- by Haneen Nofal
in Latest News
AMMAN — A varied selection of artworks created by 11 local emerging artists last week was presented to the public, as part of the Bayt Al Graphic’s first salon show held in Jacaranda Images art gallery in Jabal Amman.
A printmaking studio opened by Jordanian Hakim Jamain in 2017, Bayt Al Graphic aims to “revive the art of printmaking through an open space where artists and people can experiment their talent through old techniques”, according to its founder.
“Nowadays, everything is digital, but this was the original way to create anything and I think that’s something we can’t forget,” Jamain noted in recent remarks to The Jordan Times, stressing that “this open studio doesn’t aim to be academic, it is a platform for artists to come and create together any artistic technique”.
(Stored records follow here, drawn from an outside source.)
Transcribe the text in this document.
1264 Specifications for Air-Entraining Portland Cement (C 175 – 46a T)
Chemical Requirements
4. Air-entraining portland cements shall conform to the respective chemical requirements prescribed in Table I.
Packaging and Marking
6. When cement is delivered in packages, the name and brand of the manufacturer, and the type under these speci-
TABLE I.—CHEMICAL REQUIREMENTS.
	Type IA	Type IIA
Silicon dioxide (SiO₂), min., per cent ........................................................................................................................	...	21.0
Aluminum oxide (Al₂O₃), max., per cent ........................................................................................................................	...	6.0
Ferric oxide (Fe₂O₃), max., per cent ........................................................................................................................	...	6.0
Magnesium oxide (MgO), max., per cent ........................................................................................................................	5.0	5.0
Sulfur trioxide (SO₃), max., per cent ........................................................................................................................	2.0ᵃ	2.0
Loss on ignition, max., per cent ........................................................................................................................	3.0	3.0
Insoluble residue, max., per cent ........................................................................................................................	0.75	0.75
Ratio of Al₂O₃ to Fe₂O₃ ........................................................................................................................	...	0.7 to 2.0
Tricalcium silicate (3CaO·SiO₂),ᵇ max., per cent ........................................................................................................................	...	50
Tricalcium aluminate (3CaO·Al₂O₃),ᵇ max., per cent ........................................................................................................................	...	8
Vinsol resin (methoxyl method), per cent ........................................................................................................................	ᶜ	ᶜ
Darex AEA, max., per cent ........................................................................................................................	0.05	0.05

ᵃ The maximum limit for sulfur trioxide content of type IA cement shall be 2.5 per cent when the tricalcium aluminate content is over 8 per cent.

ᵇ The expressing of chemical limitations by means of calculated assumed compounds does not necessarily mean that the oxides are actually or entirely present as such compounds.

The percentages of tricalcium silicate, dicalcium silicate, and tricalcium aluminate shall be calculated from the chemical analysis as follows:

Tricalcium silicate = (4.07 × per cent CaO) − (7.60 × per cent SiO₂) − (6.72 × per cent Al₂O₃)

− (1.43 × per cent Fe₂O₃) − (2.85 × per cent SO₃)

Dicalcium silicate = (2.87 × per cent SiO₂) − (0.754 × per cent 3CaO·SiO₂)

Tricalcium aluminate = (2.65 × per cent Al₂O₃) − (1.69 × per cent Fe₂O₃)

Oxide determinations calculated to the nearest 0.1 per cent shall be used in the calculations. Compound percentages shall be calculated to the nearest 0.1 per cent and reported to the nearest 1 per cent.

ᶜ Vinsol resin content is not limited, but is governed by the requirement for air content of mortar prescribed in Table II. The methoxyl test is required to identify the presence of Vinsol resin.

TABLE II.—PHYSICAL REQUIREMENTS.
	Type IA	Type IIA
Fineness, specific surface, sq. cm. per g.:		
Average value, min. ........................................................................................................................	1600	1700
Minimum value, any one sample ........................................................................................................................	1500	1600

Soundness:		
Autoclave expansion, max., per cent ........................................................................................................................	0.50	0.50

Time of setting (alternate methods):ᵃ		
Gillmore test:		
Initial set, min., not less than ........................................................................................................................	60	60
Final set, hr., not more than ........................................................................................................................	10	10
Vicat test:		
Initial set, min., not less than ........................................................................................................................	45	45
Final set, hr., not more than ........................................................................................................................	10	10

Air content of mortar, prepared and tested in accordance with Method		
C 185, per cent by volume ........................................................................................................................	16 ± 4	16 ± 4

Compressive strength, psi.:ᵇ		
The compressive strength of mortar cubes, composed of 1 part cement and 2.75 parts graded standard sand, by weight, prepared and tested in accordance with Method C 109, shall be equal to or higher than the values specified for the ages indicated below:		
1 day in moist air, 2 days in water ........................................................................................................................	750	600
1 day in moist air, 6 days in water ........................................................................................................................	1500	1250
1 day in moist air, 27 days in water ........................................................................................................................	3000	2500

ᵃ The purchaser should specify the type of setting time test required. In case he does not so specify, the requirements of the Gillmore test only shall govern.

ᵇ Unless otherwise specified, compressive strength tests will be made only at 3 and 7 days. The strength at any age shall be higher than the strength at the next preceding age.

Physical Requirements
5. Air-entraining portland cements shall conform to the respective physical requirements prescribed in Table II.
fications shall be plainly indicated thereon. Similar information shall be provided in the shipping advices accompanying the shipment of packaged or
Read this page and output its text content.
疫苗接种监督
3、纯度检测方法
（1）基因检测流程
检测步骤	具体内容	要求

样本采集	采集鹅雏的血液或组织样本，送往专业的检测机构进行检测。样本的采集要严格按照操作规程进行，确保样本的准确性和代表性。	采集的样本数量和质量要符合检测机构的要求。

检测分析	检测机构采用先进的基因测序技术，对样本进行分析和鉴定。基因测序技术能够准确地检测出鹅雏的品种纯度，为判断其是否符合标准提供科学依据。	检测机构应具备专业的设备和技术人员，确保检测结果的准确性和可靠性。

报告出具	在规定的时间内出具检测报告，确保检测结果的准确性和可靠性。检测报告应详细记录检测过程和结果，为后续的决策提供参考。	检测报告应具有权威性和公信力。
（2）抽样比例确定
Among the works undertaken with Bayt Al Graphic for the exhibition stood the mesmerising white sculptures of human faces, which caught the visitors’ eyes upon entering.
Next to them, the large colourful paintings of Tina Omran contrasted with the three black and white etchings of Ruth Jackson. Etching or the traditional process of using strong acid or mordant to cut into the unprotected parts of a metal surface was also picked by artists Sara Rashdan, Hamid Sharif and Nesreen Subeh as a preferred medium for this first salon.
Other emerging creators included Muna Amareen and Yasser Alwreikat, who presented detailed drawings of human faces and landscapes, while Sarah Hatahet chose to explore her digital portraits through “an explosion of colour”.
“Bayt Al Graphic’s first salon show aims to launch the works of 11 very different artists. Each artist has his/her own style with works ranging from etchings, to digital art to mixed media paintings and sculptures,” Jacaranda said in a statement sent to The Jordan Times.
For Kamal Khoury, who said he “has always been a keen follower of local and international artists” whom he is “fascinated by”, this exhibition was a great chance to see his work presented next to the creations of great talented artists.
“The art scene remains poor in Jordan and it is extremely hard to get known or noticed in this environment,” Khoury told The Jordan Times after the inauguration, stressing that “he does not consider himself as an artist but more of someone who plays around with the artistic media”.
“I think art is a form of play, at least for some school of art,” he pointed out.
The exhibition will run through November 16 at Jacaranda Images, according to the organisers.